Rental fashion: How luxury streetwear is changing the industry
- Published
If your budget doesn't stretch to the price of a designer item to wear this weekend, you could always just rent it.
Alize Demange, who has put together a pop up shop in London to do just that, thinks this could be how many people get new outfits in the future.
"It might seem strange, but it could be something that becomes part of our normal," the 27-year-old says.
"An iconic bag - you might want to wear it for a week but not want to invest all the money into buying it."
At The Drop, you can rent items such as a Neneh Cherry homage T-shirt for less than £10 or, if you're feeling a little flush, you can rent a Marques Almeida jacket - worth over £1000 - for £200.
'I think there's a bit of a stigma behind it'
But the stylist admits that in a world where fast fashion rules the high street, there is still a challenge to convince people to spend money on clothes they won't own outright.
"I think there's a bit of a stigma behind it, there's an idea that it's not as cool to not actually specifically say you owned that item and had the money to buy it in full," says Alize.
"It's a sad idea. You don't have to own something in its entirety to prove to everyone else you could have afforded it."
And experts agree that we no longer want to own something as much as we want to experience it.
"This idea of possessions that you keep forever is one that's becoming slightly redundant," says Emily Gordon Smith, the director of consumer product at Stylus Media Group.
"People are much more interested in experiencing something or enjoying something for a period of time and the whole rental economy obviously taps into that brilliantly."
Emily says she is already in discussions with brands launching their own rental services and believes we will see a huge growth in the industry over the next two years.
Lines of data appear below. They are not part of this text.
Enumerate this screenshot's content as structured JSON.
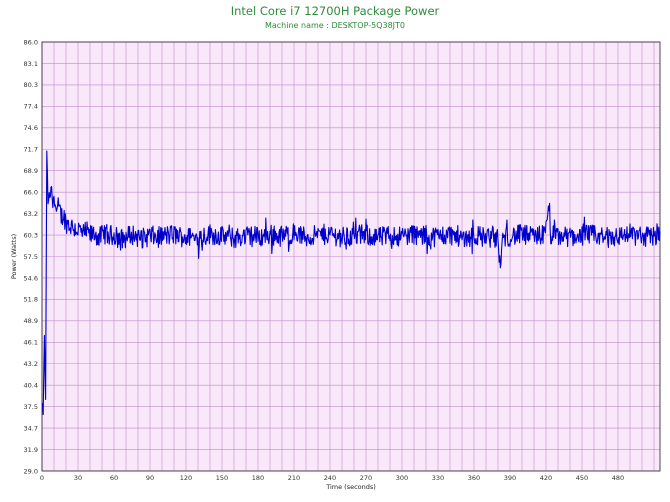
{
  "chart_data": {
    "type": "line",
    "title": "Intel Core i7  12700H Package Power",
    "subtitle": "Machine name : DESKTOP-5Q38JT0",
    "xlabel": "Time (seconds)",
    "ylabel": "Power (Watts)",
    "xlim": [
      0,
      515
    ],
    "ylim": [
      29.0,
      86.0
    ],
    "x_ticks": [
      0,
      30,
      60,
      90,
      120,
      150,
      180,
      210,
      240,
      270,
      300,
      330,
      360,
      390,
      420,
      450,
      480
    ],
    "y_ticks": [
      "86.0",
      "83.1",
      "80.3",
      "77.4",
      "74.6",
      "71.7",
      "68.9",
      "66.0",
      "63.2",
      "60.3",
      "57.5",
      "54.6",
      "51.8",
      "48.9",
      "46.1",
      "43.2",
      "40.4",
      "37.5",
      "34.7",
      "31.9",
      "29.0"
    ],
    "grid": true,
    "background_color": "#f8e8fa",
    "grid_color": "#c18ac8",
    "line_color": "#0000cc",
    "title_color": "#2e8b3a",
    "series": [
      {
        "x": [
          0,
          1,
          2,
          3,
          4,
          5,
          6,
          7,
          8,
          9,
          10,
          12,
          14,
          16,
          18,
          20,
          22,
          25,
          28,
          31,
          34,
          37,
          40,
          44,
          48,
          52,
          56,
          60,
          65,
          70,
          75,
          80,
          85,
          90,
          95,
          100,
          110,
          120,
          130,
          140,
          150,
          160,
          170,
          180,
          190,
          200,
          210,
          220,
          230,
          240,
          250,
          260,
          270,
          280,
          290,
          300,
          310,
          320,
          330,
          340,
          350,
          360,
          370,
          380,
          382,
          384,
          390,
          400,
          410,
          420,
          422,
          424,
          430,
          440,
          450,
          460,
          470,
          480,
          490,
          500,
          510,
          515
        ],
        "values": [
          37.8,
          36.5,
          47.0,
          38.5,
          71.5,
          64.5,
          66.0,
          65.5,
          66.8,
          64.0,
          65.5,
          63.5,
          64.2,
          62.8,
          63.0,
          62.0,
          61.8,
          61.5,
          61.2,
          61.0,
          60.5,
          60.8,
          60.3,
          60.5,
          60.0,
          60.6,
          60.2,
          60.4,
          59.8,
          60.0,
          60.5,
          60.1,
          59.9,
          60.3,
          60.0,
          60.2,
          60.4,
          60.0,
          60.1,
          60.5,
          60.2,
          59.9,
          60.3,
          60.1,
          60.4,
          60.2,
          60.6,
          60.0,
          60.3,
          60.5,
          60.1,
          60.2,
          60.4,
          60.0,
          60.3,
          60.2,
          60.5,
          60.1,
          60.2,
          60.4,
          60.0,
          60.3,
          60.1,
          59.8,
          56.0,
          60.0,
          60.2,
          60.4,
          60.1,
          60.5,
          64.2,
          60.3,
          60.2,
          60.1,
          60.4,
          60.3,
          60.0,
          60.2,
          60.5,
          60.1,
          60.3,
          60.6
        ]
      }
    ]
  }
}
How urban music helped make streetwear the high street's most-wanted
But there's something else unique about the pop-up, which Alize was asked to put together by Westfield Stratford City. You won't find expensive evening wear there - she's only renting sportswear.
"When I started my styling career, no one wanted to touch streetwear," she says.
"It was similar to urban music. No one wanted it or thought it would make any money and no one took it seriously."
She believes there's a direct link between the rise of urban music and how streetwear has become a luxury product.
"It's been phenomenal for me and important for people I grew up with that we have representation within our culture and community and on a mainstream and global level," says Alize.
"I think it's become more acceptable to dress in streetwear on a day-to-day basis and not feel like it's ghettoised or from a specific community."
And as the popularity has grown, designer labels are sitting up and taking notice.
"It's what luxury means to younger consumers," says Emily.
"If you think about the whole Supreme model, the community that creates and they way they operate.
"What we've been seeing is more traditional luxury brands have start designing into that sort of product, but also they've started operating like those more streetwear-based brands as well."
This has meant more one-off items and "drops" where limited pieces are available for a short time only, their limited availability making them hugely desirable pieces.
Could fashion rental help combat problems caused by 'fast fashion'?
There's hope that stores like The Drop could not only provide people with the one-off, weekend glamour they crave but also go some way to counter environmental problems caused by cheap, "fast fashion" items that are discarded after being worn just a handful of times.
Discarded clothes are ending up in landfill at an alarming rate, warns MPs, and man-made fibres are ending up in our oceans.
"Where it's throwaway, where it becomes that you can't keep them for a long time, you can't physically keep them, we need to think about that - quality over quantity," says Alize.